PMI and a Second Liens
Each borrower has different circumstances. In some cases, it may be better to pay PMI rather than obtaining a Purchase Money Second. Loan insurance may go away once, however, a second will not. How quickly will you owe less than 80 percent of the home’s value? If you have enough to put down that you get close to the 80 percent threshold, you may want to stick with the first lien and PMI. You may request that the lender drops PMI, this is up to the lender.
How long will you live in the home? If you aren’t making a large down payment, think about how long you’ll be in the home. Is it worth avoiding PMI by taking out a second? Remember, you will pay closing costs and interest. If this is your ‘forever home’? Consider this because you may benefit during tax season rather than paying toward PMI, of course consult your CPA. Will you pay the loan down faster or make the minimum payments? If you make minimum payments, you may not eliminate PMI any faster and may benefit more from the second lien. If you make larger payments, though, you may request to drop PMI faster.
In Conclusion
The second purchase is one of the ways to help avoid paying PMI. Many borrowers don’t want to pay more and that’s okay. Using a second loan is an acceptable way to get around it.
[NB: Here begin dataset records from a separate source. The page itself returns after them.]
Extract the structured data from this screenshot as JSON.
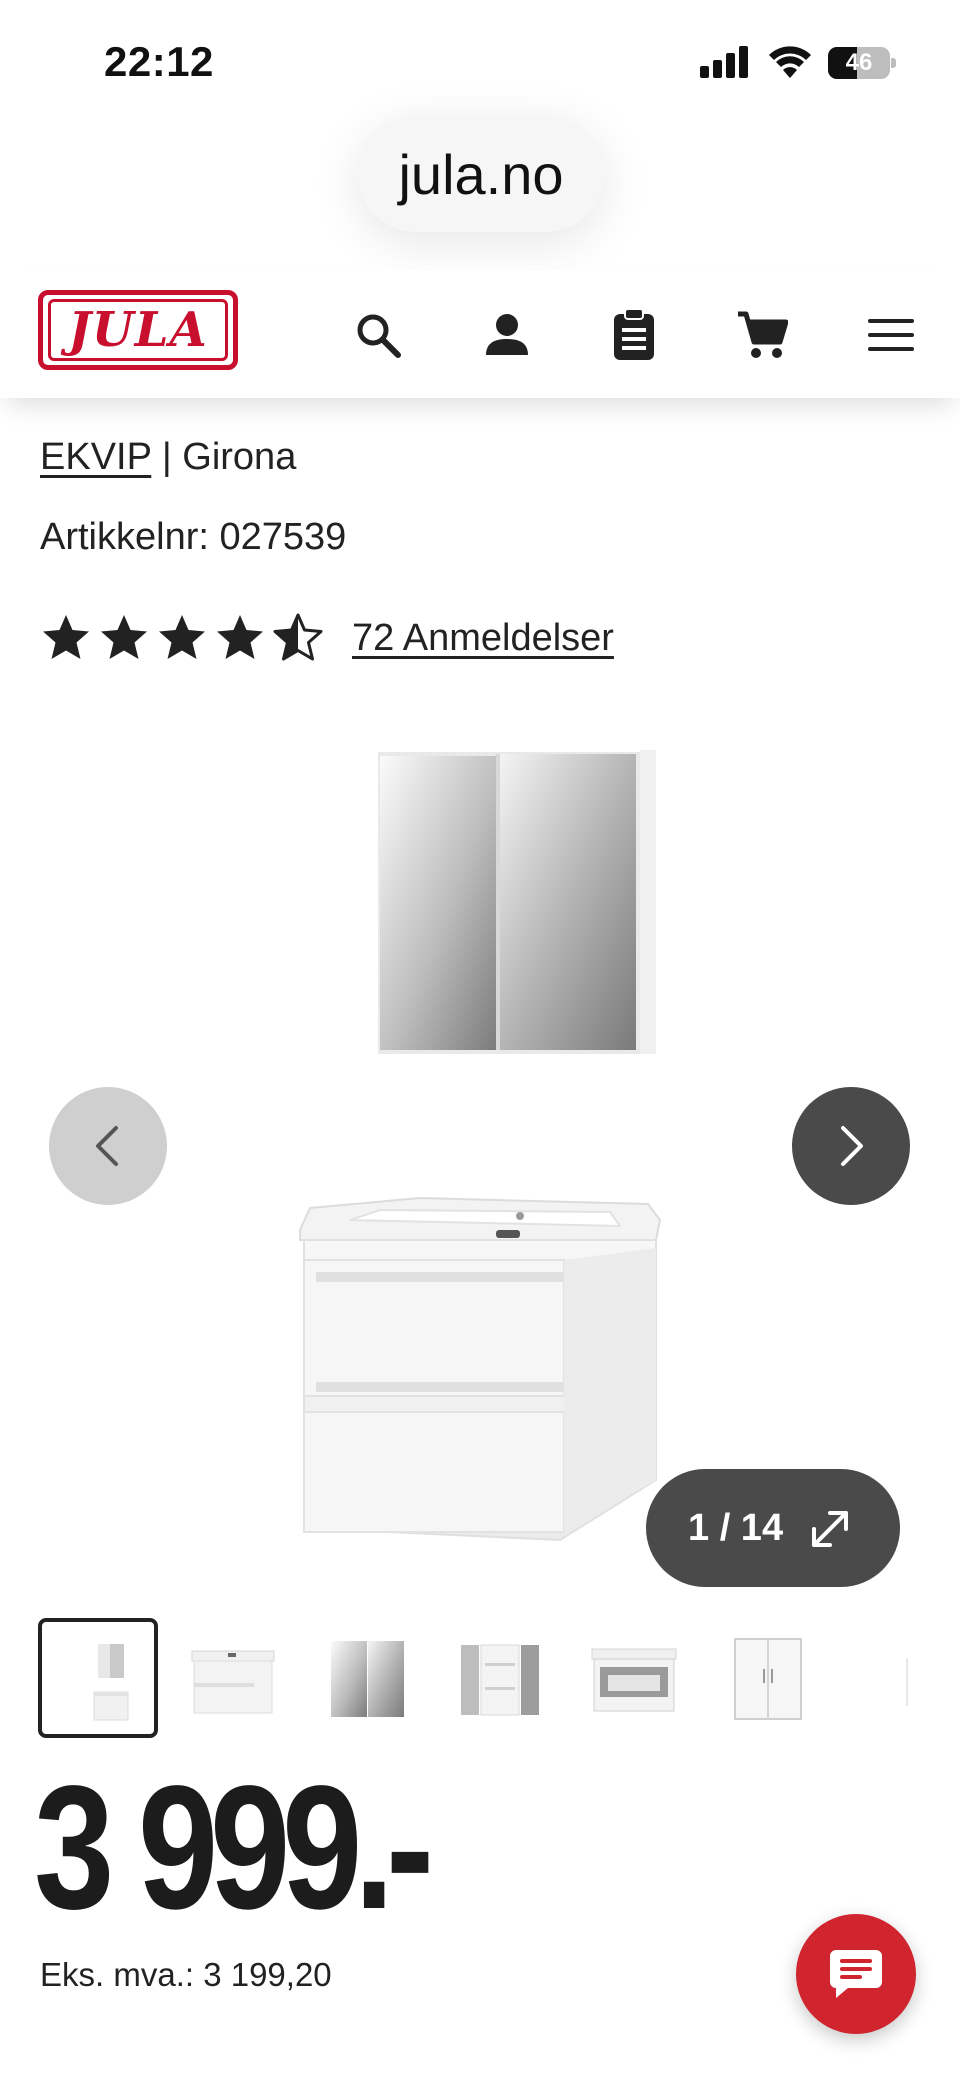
{
  "status_bar": {
    "time": "22:12",
    "battery_percent": "46",
    "battery_level": 0.46
  },
  "browser": {
    "url": "jula.no"
  },
  "header": {
    "logo_text": "JULA",
    "icons": [
      "search-icon",
      "account-icon",
      "list-icon",
      "cart-icon",
      "menu-icon"
    ]
  },
  "product": {
    "brand": "EKVIP",
    "separator": " | ",
    "name": "Girona",
    "article_label": "Artikkelnr: ",
    "article_number": "027539",
    "rating": 4.5,
    "rating_max": 5,
    "reviews_label": "72 Anmeldelser",
    "price": "3 999.-",
    "ex_vat_label": "Eks. mva.: ",
    "ex_vat_value": "3 199,20"
  },
  "gallery": {
    "counter": "1 / 14",
    "current": 1,
    "total": 14
  },
  "colors": {
    "brand_red": "#c8102e",
    "chat_red": "#d0242f",
    "dark_button": "#4a4a4a",
    "light_button": "#cfcfcf",
    "star": "#222222"
  }
}
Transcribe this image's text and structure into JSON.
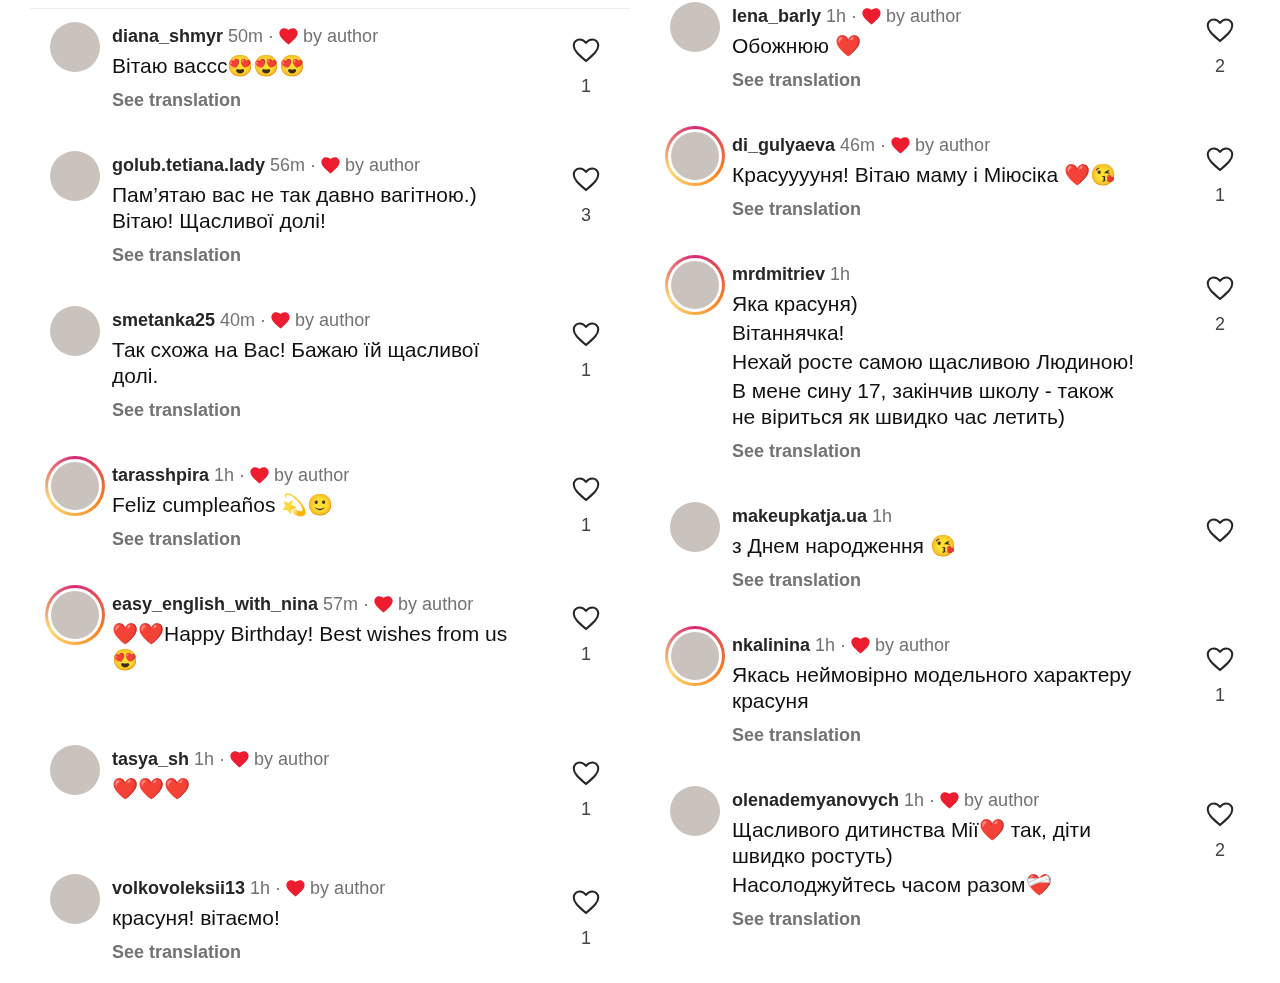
{
  "columns": [
    {
      "comments": [
        {
          "username": "diana_shmyr",
          "time": "50m",
          "separator": "·",
          "liked_by_author": true,
          "author_label": "by author",
          "avatar_ring": false,
          "body": [
            "Вітаю вассс😍😍😍"
          ],
          "see_translation": "See translation",
          "likes": "1"
        },
        {
          "username": "golub.tetiana.lady",
          "time": "56m",
          "separator": "·",
          "liked_by_author": true,
          "author_label": "by author",
          "avatar_ring": false,
          "body": [
            "Пам’ятаю вас не так давно вагітною.) Вітаю! Щасливої долі!"
          ],
          "see_translation": "See translation",
          "likes": "3"
        },
        {
          "username": "smetanka25",
          "time": "40m",
          "separator": "·",
          "liked_by_author": true,
          "author_label": "by author",
          "avatar_ring": false,
          "body": [
            "Так схожа на Вас! Бажаю їй щасливої долі."
          ],
          "see_translation": "See translation",
          "likes": "1"
        },
        {
          "username": "tarasshpira",
          "time": "1h",
          "separator": "·",
          "liked_by_author": true,
          "author_label": "by author",
          "avatar_ring": true,
          "body": [
            "Feliz cumpleaños 💫🙂"
          ],
          "see_translation": "See translation",
          "likes": "1"
        },
        {
          "username": "easy_english_with_nina",
          "time": "57m",
          "separator": "·",
          "liked_by_author": true,
          "author_label": "by author",
          "avatar_ring": true,
          "body": [
            "❤️❤️Happy Birthday! Best wishes from us 😍"
          ],
          "likes": "1"
        },
        {
          "username": "tasya_sh",
          "time": "1h",
          "separator": "·",
          "liked_by_author": true,
          "author_label": "by author",
          "avatar_ring": false,
          "body": [
            "❤️❤️❤️"
          ],
          "likes": "1"
        },
        {
          "username": "volkovoleksii13",
          "time": "1h",
          "separator": "·",
          "liked_by_author": true,
          "author_label": "by author",
          "avatar_ring": false,
          "body": [
            "красуня! вітаємо!"
          ],
          "see_translation": "See translation",
          "likes": "1"
        }
      ]
    },
    {
      "comments": [
        {
          "username": "lena_barly",
          "time": "1h",
          "separator": "·",
          "liked_by_author": true,
          "author_label": "by author",
          "avatar_ring": false,
          "body": [
            "Обожнюю ❤️"
          ],
          "see_translation": "See translation",
          "likes": "2"
        },
        {
          "username": "di_gulyaeva",
          "time": "46m",
          "separator": "·",
          "liked_by_author": true,
          "author_label": "by author",
          "avatar_ring": true,
          "body": [
            "Красууууня! Вітаю маму і Міюсіка ❤️😘"
          ],
          "see_translation": "See translation",
          "likes": "1"
        },
        {
          "username": "mrdmitriev",
          "time": "1h",
          "liked_by_author": false,
          "avatar_ring": true,
          "body": [
            "Яка красуня)",
            "Вітаннячка!",
            "Нехай росте самою щасливою Людиною!",
            "В мене сину 17, закінчив школу - також не віриться як швидко час летить)"
          ],
          "see_translation": "See translation",
          "likes": "2"
        },
        {
          "username": "makeupkatja.ua",
          "time": "1h",
          "liked_by_author": false,
          "avatar_ring": false,
          "body": [
            "з Днем народження 😘"
          ],
          "see_translation": "See translation"
        },
        {
          "username": "nkalinina",
          "time": "1h",
          "separator": "·",
          "liked_by_author": true,
          "author_label": "by author",
          "avatar_ring": true,
          "body": [
            "Якась неймовірно модельного характеру красуня"
          ],
          "see_translation": "See translation",
          "likes": "1"
        },
        {
          "username": "olenademyanovych",
          "time": "1h",
          "separator": "·",
          "liked_by_author": true,
          "author_label": "by author",
          "avatar_ring": false,
          "body": [
            "Щасливого дитинства Мії❤️ так, діти швидко ростуть)",
            "Насолоджуйтесь часом разом❤️‍🩹"
          ],
          "see_translation": "See translation",
          "likes": "2"
        }
      ]
    }
  ]
}
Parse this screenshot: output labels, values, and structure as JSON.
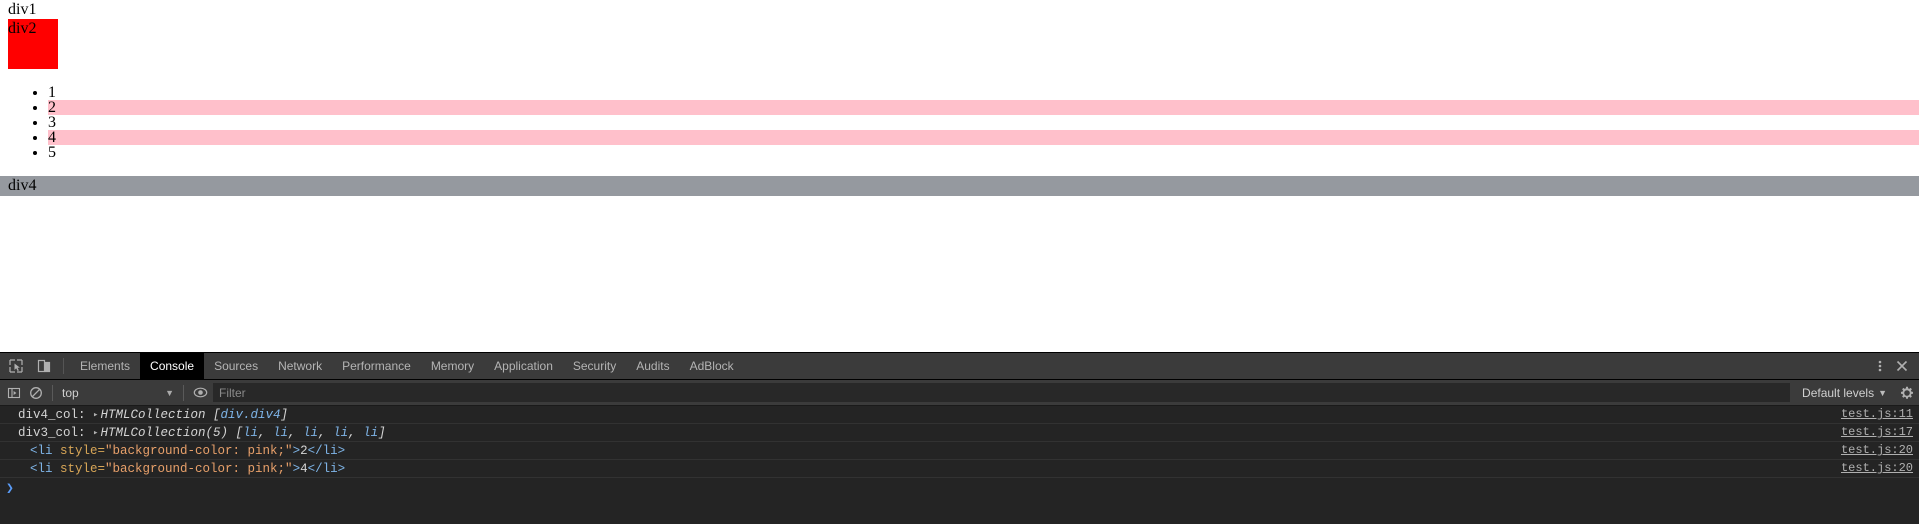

If you borrow 80% LTV on the home to avoid PMI, then this may cost you less in the long run. You can always consider refinancing the property if the value goes up later on. A great way to do this is by first calculating mortgage payoff then estimate your home value and see if you have 20% equity.
Look at the big picture to see what suits your situation. No two situations are alike and there isn’t one solution that’s a one-size-fits-all. MortgageQuote.com can connect and discuss with you to go over your options. But ultimately you will need to figure out your bottom line, your financial goals, and what will leave you with the best outcome not only on your monthly payment but for the overall cost of the loan.